Hintergrund sind rechtliche Unsicherheiten, vor allem über eine Regelung: Demnach droht nun ein Monat Führerscheinentzug, wenn man innerorts 21 Kilometer pro Stunde zu schnell fährt oder außerorts 26 km/h zu schnell - zuvor galt dies bei Geschwindigkeitsüberschreitungen von 31 km/h im Ort und 41 km/h außerhalb.

Das Saarland hatte erklärt, die neuen Fahrverbots-Regeln vorerst auszusetzen. Das Bundesverkehrsministerium habe in einer Telefonschalte am Vormittag den Landesverkehrsministerien mitgeteilt dass die in der neuen Straßenverkehrsordnung vorgesehenen Fahrverbote wahrscheinlich nichtig sind - wegen eines „fehlenden Verweises auf die notwendige Rechtsgrundlage“.

Das Bundesverkehrsministerium teilte mit, für die bislang geahndeten Fälle nach den neuen Regeln werde an einer bundeseinheitlichen Lösung gearbeitet. Es sollten schnellstens ein neuer ausgewogener Vorschlag und ein faires Angebot an die Länder für Verkehrssicherheit, aber auch Verhältnismäßigkeit gemacht werden. Der Bund begrüße die schnelle Umsetzung des Saarlands, das derzeit den Vorsitz der Länderverkehrsminister-Konferenz hat

Die umstrittenen neuen Regeln gelten erst seit Ende April, im Zuge einer umfassenden Novelle der Straßenverkehrsordnung (StVO). Im Kern ging es dabei eigentlich um mehr Schutz und attraktivere Bedingungen für Fahrradfahrer.

Wie aus einem Schreiben von Bundesverkehrsminister Andreas Scheuer (CSU) an die Länder von Mittwoch hervorging, ist in der Eingangsformel der Verordnung die Rechtsgrundlage für die neuen Fahrverbote nicht genannt, diese seien daher nichtig. Konkret geht es um Änderungen der Bußgeldkatalog-Verordnung, darin sind auch die Änderungen zum Führerscheinentzug für Raser.

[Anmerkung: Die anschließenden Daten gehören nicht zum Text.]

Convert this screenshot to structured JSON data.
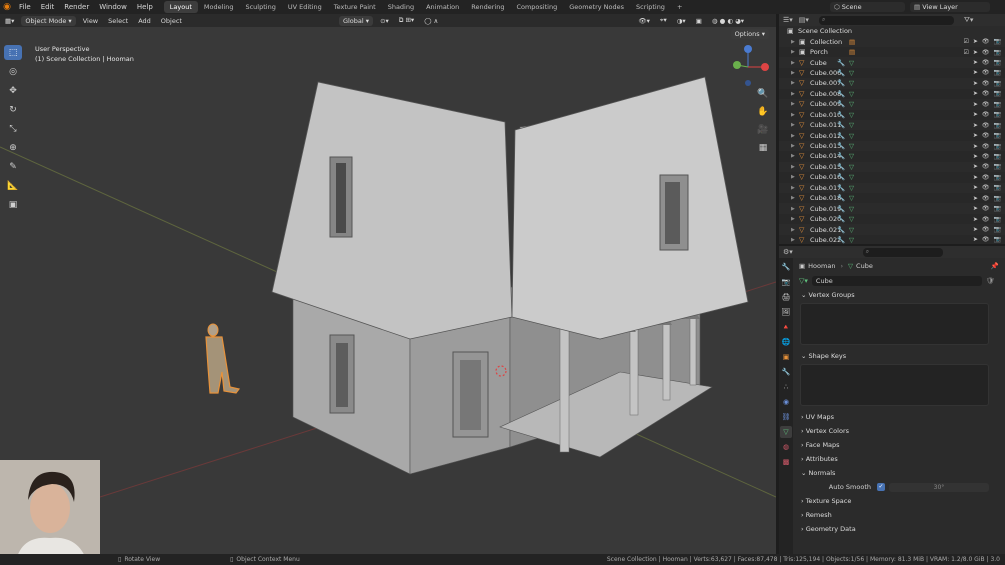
{
  "app": {
    "menu": [
      "File",
      "Edit",
      "Render",
      "Window",
      "Help"
    ],
    "workspaces": [
      "Layout",
      "Modeling",
      "Sculpting",
      "UV Editing",
      "Texture Paint",
      "Shading",
      "Animation",
      "Rendering",
      "Compositing",
      "Geometry Nodes",
      "Scripting"
    ],
    "active_workspace": "Layout",
    "add_tab": "+",
    "scene": "Scene",
    "view_layer": "View Layer"
  },
  "viewport_header": {
    "mode": "Object Mode",
    "menus": [
      "View",
      "Select",
      "Add",
      "Object"
    ],
    "transform_orientation": "Global",
    "options": "Options"
  },
  "viewport": {
    "perspective_label": "User Perspective",
    "collection_label": "(1) Scene Collection | Hooman"
  },
  "outliner": {
    "root": "Scene Collection",
    "items": [
      {
        "name": "Collection",
        "type": "collection"
      },
      {
        "name": "Porch",
        "type": "collection"
      },
      {
        "name": "Cube",
        "type": "mesh"
      },
      {
        "name": "Cube.006",
        "type": "mesh"
      },
      {
        "name": "Cube.007",
        "type": "mesh"
      },
      {
        "name": "Cube.008",
        "type": "mesh"
      },
      {
        "name": "Cube.009",
        "type": "mesh"
      },
      {
        "name": "Cube.010",
        "type": "mesh"
      },
      {
        "name": "Cube.011",
        "type": "mesh"
      },
      {
        "name": "Cube.012",
        "type": "mesh"
      },
      {
        "name": "Cube.013",
        "type": "mesh"
      },
      {
        "name": "Cube.014",
        "type": "mesh"
      },
      {
        "name": "Cube.015",
        "type": "mesh"
      },
      {
        "name": "Cube.016",
        "type": "mesh"
      },
      {
        "name": "Cube.017",
        "type": "mesh"
      },
      {
        "name": "Cube.018",
        "type": "mesh"
      },
      {
        "name": "Cube.019",
        "type": "mesh"
      },
      {
        "name": "Cube.020",
        "type": "mesh"
      },
      {
        "name": "Cube.021",
        "type": "mesh"
      },
      {
        "name": "Cube.022",
        "type": "mesh"
      }
    ]
  },
  "properties": {
    "breadcrumb_object": "Hooman",
    "breadcrumb_data": "Cube",
    "mesh_name": "Cube",
    "panels": {
      "vertex_groups": "Vertex Groups",
      "shape_keys": "Shape Keys",
      "uv_maps": "UV Maps",
      "vertex_colors": "Vertex Colors",
      "face_maps": "Face Maps",
      "attributes": "Attributes",
      "normals": "Normals",
      "auto_smooth": "Auto Smooth",
      "auto_smooth_angle": "30°",
      "texture_space": "Texture Space",
      "remesh": "Remesh",
      "geometry_data": "Geometry Data"
    }
  },
  "statusbar": {
    "left": "Rotate View",
    "middle": "Object Context Menu",
    "right": "Scene Collection | Hooman | Verts:63,627 | Faces:87,478 | Tris:125,194 | Objects:1/56 | Memory: 81.3 MiB | VRAM: 1.2/8.0 GiB | 3.0"
  },
  "colors": {
    "accent": "#4772b3",
    "blender_orange": "#e87d0d",
    "collection_white": "#cfcfcf",
    "mesh_orange": "#e8923a",
    "mesh_data_green": "#5fc27e"
  }
}
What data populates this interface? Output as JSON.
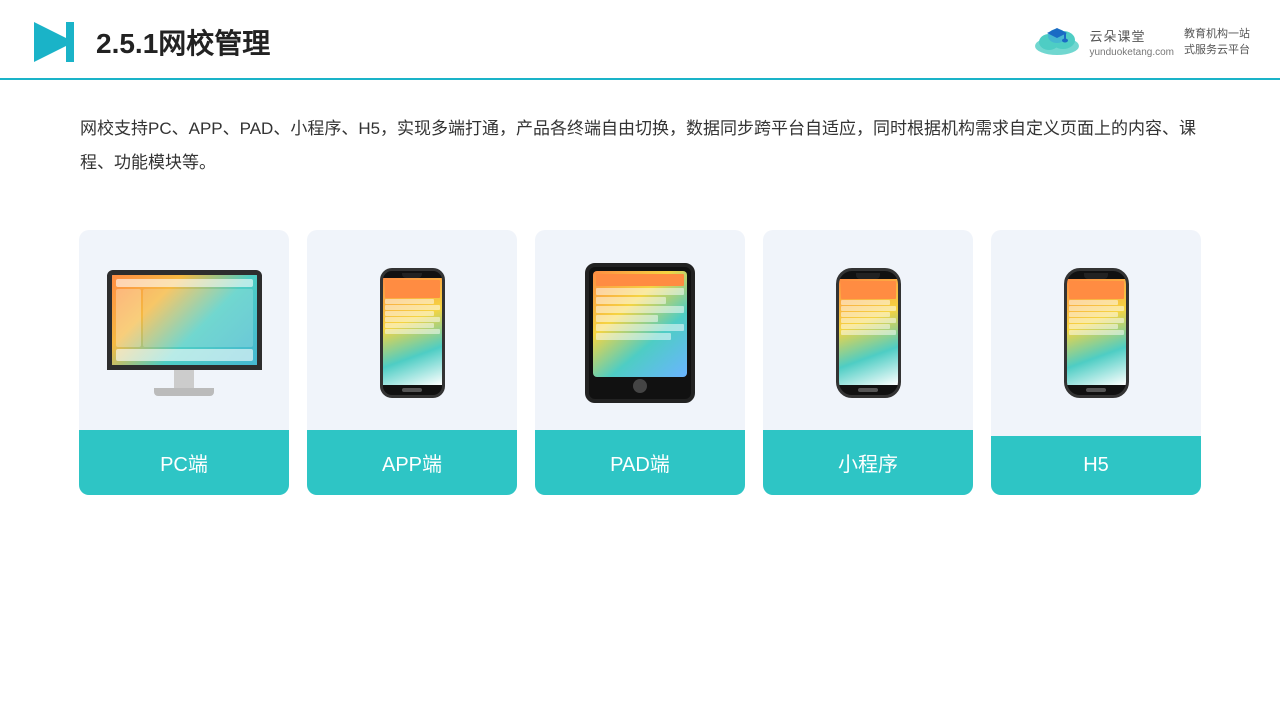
{
  "header": {
    "title": "2.5.1网校管理",
    "logo_brand": "云朵课堂",
    "logo_url_text": "yunduoketang.com",
    "logo_tagline_line1": "教育机构一站",
    "logo_tagline_line2": "式服务云平台"
  },
  "description": {
    "text": "网校支持PC、APP、PAD、小程序、H5，实现多端打通，产品各终端自由切换，数据同步跨平台自适应，同时根据机构需求自定义页面上的内容、课程、功能模块等。"
  },
  "cards": [
    {
      "id": "pc",
      "label": "PC端",
      "device": "pc"
    },
    {
      "id": "app",
      "label": "APP端",
      "device": "phone"
    },
    {
      "id": "pad",
      "label": "PAD端",
      "device": "tablet"
    },
    {
      "id": "mini",
      "label": "小程序",
      "device": "phone"
    },
    {
      "id": "h5",
      "label": "H5",
      "device": "phone"
    }
  ]
}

Übrige Vorschriften seien aber wirksam.

Scheuer hatte schon Mitte Mai signalisiert, die „unverhältnismäßige“ Regelung zu den Fahrverboten wieder kippen zu wollen. Damals aber war von formalen Gründen nicht die Rede. Grund waren auch Proteste vieler Autofahrer.

Laut Saar-Ministerium will Scheuer mit den Länderkollegen über eine Neufassung der gesetzlichen Regelung verhandeln: „Bis dahin wird das saarländische Verkehrsministerium die Bußgeldbehörden anweisen, Verfahren nach dem alten Stand abzuwickeln“, sagte ein Sprecher.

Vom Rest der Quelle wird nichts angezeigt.